Crucially, today’s session also created a “poor high” at the upper end of its range and a “poor low” at the lower end. These poor structures signify a lack of significant time spent at those extremes, implying they are likely to be revisited. With the market currently straddling these areas and exhibiting a double distribution, the next directional move is anticipated to be with conviction once the market determines which of today’s distributions to break out from. The resolution of this tension will likely dictate the short-term trajectory of the SPY.

🧠 Get Your Mind Right

  1. With early candles, focus on identifying the algos. Do not force the trade. More candles and chop are great. It builds a structure for a larger move. Let the range spread itself out to reveal more imbalances.
  2. If you’re in any trade, protect aggressively early candles, please. Especially after large candles, protect.
  3. Who cares where the charts are going? So, if you cannot find a structure that will activate the precision algos, just stay out. Let the market present itself to you where it wants to go. No structure, no trade.  If you end the day with ZERO trades. So be it. What’s the problem with that?
  4. Be patient with entries. 3 quality trades a day (Not 3 trades an hour). Be patient with setups.
  5. If you lose focus, take a breather or call it a day. If you missed anything, so be it. We miss trades daily. You have to get used to it. Second nature to a trader. The market is open every day. For the rest of your life.
  6. You’re a Winner. Act Like it! Be disciplined. Be victorious in your rules and discipline. No silly mistakes.
  7. You’re not gonna go wrong if you get a good fill (calls at support & red candles, puts at resistance & green candles) and protect aggressively. Getting a good fill is like starting the 100m race at the 50m line.
  8. If we don’t see tapering into a respected horizontal channel, we are still in a larger buying/selling channel. Tapering can be messy, take time and will generally lead to a cup. Wait for handle AND the cup completions. Be patient and find the liquidity zones the sellers/buyers can grab.

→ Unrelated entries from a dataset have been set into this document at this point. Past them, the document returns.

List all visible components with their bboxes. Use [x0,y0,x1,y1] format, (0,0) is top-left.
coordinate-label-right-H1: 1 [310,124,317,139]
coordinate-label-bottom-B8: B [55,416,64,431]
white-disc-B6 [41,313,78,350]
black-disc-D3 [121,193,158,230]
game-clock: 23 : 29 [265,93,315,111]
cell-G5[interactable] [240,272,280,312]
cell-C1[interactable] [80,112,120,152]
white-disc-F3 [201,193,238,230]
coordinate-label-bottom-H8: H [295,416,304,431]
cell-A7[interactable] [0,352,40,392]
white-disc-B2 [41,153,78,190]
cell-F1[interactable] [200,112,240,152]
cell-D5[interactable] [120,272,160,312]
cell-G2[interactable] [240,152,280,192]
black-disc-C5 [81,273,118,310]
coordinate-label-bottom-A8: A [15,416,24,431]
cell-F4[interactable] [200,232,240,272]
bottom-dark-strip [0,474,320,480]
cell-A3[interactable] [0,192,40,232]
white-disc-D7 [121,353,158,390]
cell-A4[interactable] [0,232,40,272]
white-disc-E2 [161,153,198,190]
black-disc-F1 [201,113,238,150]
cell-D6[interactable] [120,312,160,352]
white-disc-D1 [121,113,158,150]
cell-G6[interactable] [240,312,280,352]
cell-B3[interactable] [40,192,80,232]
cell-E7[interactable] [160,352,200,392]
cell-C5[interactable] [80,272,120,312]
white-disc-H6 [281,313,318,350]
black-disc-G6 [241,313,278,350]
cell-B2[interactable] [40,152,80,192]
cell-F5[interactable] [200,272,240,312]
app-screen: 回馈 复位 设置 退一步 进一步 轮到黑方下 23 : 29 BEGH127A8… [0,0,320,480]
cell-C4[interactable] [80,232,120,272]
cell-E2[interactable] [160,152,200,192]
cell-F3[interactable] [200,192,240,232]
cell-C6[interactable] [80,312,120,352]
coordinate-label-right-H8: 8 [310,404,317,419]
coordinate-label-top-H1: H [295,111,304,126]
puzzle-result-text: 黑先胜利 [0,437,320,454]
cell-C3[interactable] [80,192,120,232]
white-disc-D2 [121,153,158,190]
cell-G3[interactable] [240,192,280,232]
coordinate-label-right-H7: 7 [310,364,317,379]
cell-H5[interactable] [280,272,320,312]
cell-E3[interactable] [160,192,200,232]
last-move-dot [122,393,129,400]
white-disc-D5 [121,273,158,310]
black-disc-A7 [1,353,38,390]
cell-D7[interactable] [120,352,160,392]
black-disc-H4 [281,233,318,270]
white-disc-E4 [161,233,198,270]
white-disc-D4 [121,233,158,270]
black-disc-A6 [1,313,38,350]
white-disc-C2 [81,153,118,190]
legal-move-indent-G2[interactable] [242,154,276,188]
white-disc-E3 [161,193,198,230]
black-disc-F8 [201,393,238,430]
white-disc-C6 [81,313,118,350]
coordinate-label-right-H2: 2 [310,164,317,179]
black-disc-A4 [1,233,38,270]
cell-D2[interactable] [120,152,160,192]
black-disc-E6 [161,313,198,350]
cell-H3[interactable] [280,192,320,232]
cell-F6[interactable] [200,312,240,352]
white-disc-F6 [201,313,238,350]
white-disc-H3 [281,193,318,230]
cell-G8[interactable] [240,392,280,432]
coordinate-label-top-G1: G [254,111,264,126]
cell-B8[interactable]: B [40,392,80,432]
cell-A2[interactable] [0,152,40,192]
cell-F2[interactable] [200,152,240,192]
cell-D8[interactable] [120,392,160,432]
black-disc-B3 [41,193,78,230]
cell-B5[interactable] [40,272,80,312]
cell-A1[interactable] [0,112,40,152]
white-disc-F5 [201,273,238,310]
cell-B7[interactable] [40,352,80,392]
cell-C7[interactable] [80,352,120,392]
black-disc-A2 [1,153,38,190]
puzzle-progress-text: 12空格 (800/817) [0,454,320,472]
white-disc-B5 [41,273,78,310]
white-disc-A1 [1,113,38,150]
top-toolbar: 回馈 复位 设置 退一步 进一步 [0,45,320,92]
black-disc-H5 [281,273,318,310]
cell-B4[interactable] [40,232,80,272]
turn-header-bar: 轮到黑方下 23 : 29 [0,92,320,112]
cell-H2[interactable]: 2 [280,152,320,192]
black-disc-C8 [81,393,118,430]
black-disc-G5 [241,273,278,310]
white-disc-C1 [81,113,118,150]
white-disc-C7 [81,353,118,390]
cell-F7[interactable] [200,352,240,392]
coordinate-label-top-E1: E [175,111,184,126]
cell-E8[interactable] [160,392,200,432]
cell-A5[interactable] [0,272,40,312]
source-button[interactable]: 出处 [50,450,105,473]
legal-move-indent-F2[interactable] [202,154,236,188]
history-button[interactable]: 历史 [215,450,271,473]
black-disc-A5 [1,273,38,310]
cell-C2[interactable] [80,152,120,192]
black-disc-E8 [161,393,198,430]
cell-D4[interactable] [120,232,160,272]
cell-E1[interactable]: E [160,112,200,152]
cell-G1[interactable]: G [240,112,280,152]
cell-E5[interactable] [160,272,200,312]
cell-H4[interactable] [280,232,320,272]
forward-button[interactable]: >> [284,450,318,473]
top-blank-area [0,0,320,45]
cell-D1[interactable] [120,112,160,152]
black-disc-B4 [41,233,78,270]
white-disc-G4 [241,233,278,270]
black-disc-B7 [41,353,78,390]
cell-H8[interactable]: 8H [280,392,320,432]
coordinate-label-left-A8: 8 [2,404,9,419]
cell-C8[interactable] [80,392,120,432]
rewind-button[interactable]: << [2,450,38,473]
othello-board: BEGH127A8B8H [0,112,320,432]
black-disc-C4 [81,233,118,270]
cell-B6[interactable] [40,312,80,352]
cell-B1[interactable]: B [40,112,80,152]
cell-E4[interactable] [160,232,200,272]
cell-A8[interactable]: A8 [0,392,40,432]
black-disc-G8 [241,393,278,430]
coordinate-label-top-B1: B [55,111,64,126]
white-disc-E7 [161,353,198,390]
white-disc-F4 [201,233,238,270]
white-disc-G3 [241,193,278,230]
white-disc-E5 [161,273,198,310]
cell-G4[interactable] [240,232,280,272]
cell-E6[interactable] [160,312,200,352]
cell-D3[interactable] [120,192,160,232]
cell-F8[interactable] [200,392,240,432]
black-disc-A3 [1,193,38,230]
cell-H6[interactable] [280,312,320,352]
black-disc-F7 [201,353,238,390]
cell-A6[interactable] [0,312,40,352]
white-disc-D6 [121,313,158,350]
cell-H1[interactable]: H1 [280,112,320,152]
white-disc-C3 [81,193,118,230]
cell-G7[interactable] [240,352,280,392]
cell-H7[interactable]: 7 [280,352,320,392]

  9. Focus on isolating and compartmentalizing each trade setup. Use the 30min chart to find context, then identify the microstructure algos and structure for trade entry in the 1min chart. At the back of your mind, always look out for the liquidity wedge of doom (low volume, inside candles & no imbalances). Don’t force trades in the middle of the range. Do NOT overtrade a range you’ve already extracted profits from. When we lack continuation, that’s when the liquidity wedge will most likely control a big part of the action. Just set alerts and come back in power hour if there’s no new structure.
  10. The rule of thumb is simple – if it’s not in the strongest algo. You don’t want it. If it’s not in the strongest selling algo, then the selling is “controlled”. by whom? The bulls to build liquidity. So, why short this until more confirmation? Such as a stronger structure or closing inverse cups.